这是第二次尝试纠正我的早期版本,该版本位于

这个情节是错误的!但是,我无法对代码中的逻辑缺陷进行归零.

根据评论,以下是预期的情节:

解决方案

在这段代码中:

  int n = algo.counts [chosen_arm];//...algo.values [chosen_arm] =((n-1)/n)*值+(1/n)*奖励; 

n 声明为整数,因此(n-1)/n 1/n 将是整数表达式都评估为 0 .您可以通过将 1 更改为作为浮点常量的 1.0 来解决此问题,以强制将表达式评估为 double :

  algo.values [chosen_arm] =((n-1.0)/n)*值+(1.0/n)*奖励; 

This is a second attempt at correcting my earlier version that lives here. I am translating the epsilon-greedy algorithm for multiarmed bandits.

A summary of the code is as follows.

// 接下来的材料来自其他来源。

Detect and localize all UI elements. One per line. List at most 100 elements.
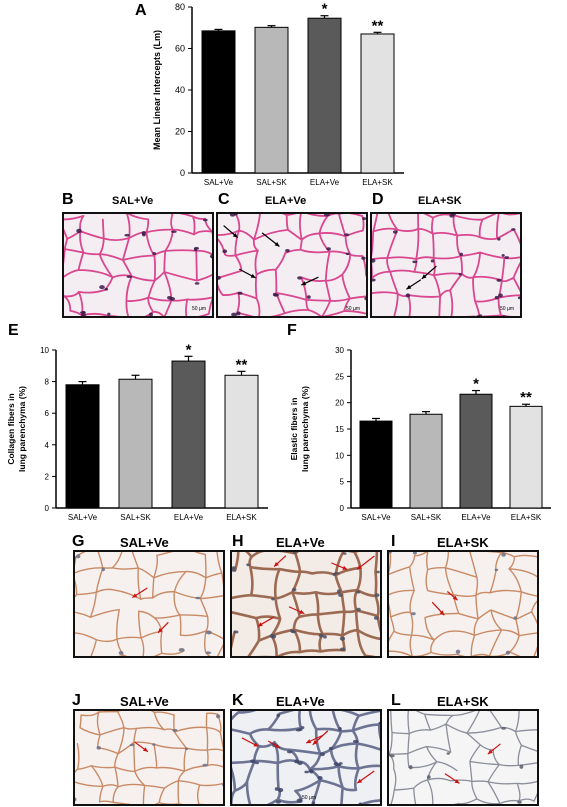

Basically, we have a set of arms, each of which pays out a reward with a pre-defined probability and our job is to show that by drawing at random from the arms while drawing the arm with the best reward intermittently eventually allows us to converge on to the best arm.

The original algorithm can be found here.

#define ARMA_64BIT_WORD
#include <RcppArmadillo.h>

using namespace Rcpp;

// [[Rcpp::depends(RcppArmadillo)]]
// [[Rcpp::plugins(cpp11)]]

struct EpsilonGreedy {
  double epsilon;
  arma::uvec counts;
  arma::vec values;
};

int index_max(arma::uvec& v) {
  return v.index_max();
}

int index_rand(arma::vec& v) {
  int s = arma::randi<int>(arma::distr_param(0, v.n_elem-1));
  return s;
}

int select_arm(EpsilonGreedy& algo) {
  if (R::runif(0, 1) > algo.epsilon) {
    return index_max(algo.values);
  } else {
    return index_rand(algo.values);
  }
}

void update(EpsilonGreedy& algo, int chosen_arm, double reward) {
  algo.counts[chosen_arm] += 1;

  int n = algo.counts[chosen_arm];
  double value = algo.values[chosen_arm];

  algo.values[chosen_arm] = ((n-1)/n) * value + (1/n) * reward;
}

struct BernoulliArm {
  double p;
};

int draw(BernoulliArm arm) {
  if (R::runif(0, 1) > arm.p) {
    return 0;
  } else {
    return 1;
  }
}

// [[Rcpp::export]]
DataFrame test_algorithm(double epsilon, std::vector<double>& means, int 
n_sims, int horizon) {

  std::vector<BernoulliArm> arms;

  for (auto& mu : means) {
    BernoulliArm b = {mu};
    arms.push_back(b);
  }

  std::vector<int> sim_num, time, chosen_arms;
  std::vector<double> rewards;

  for (int sim = 1; sim <= n_sims; ++sim) {

    arma::uvec counts(means.size(), arma::fill::zeros);
    arma::vec values(means.size(), arma::fill::zeros); 

    EpsilonGreedy algo = {epsilon, counts, values};

    for (int t = 1; t <= horizon; ++t) {
      int chosen_arm = select_arm(algo);
      double reward = draw(arms[chosen_arm]);
      update(algo, chosen_arm, reward);

      sim_num.push_back(sim);
      time.push_back(t);
      chosen_arms.push_back(chosen_arm);
      rewards.push_back(reward);
    }
  }

  DataFrame results = DataFrame::create(Named("sim_num") = sim_num,
                                        Named("time") = time,
                                        Named("chosen_arm") = chosen_arms,
                                        Named("reward") = rewards);

  return results;
}


/***R

library(tidyverse)
means <- c(0.1, 0.1, 0.1, 0.1, 0.9)

total_results <- data.frame(sim_num = integer(), time = integer(), 
                            chosen_arm = integer(),
                            reward = numeric(), epsilon = numeric())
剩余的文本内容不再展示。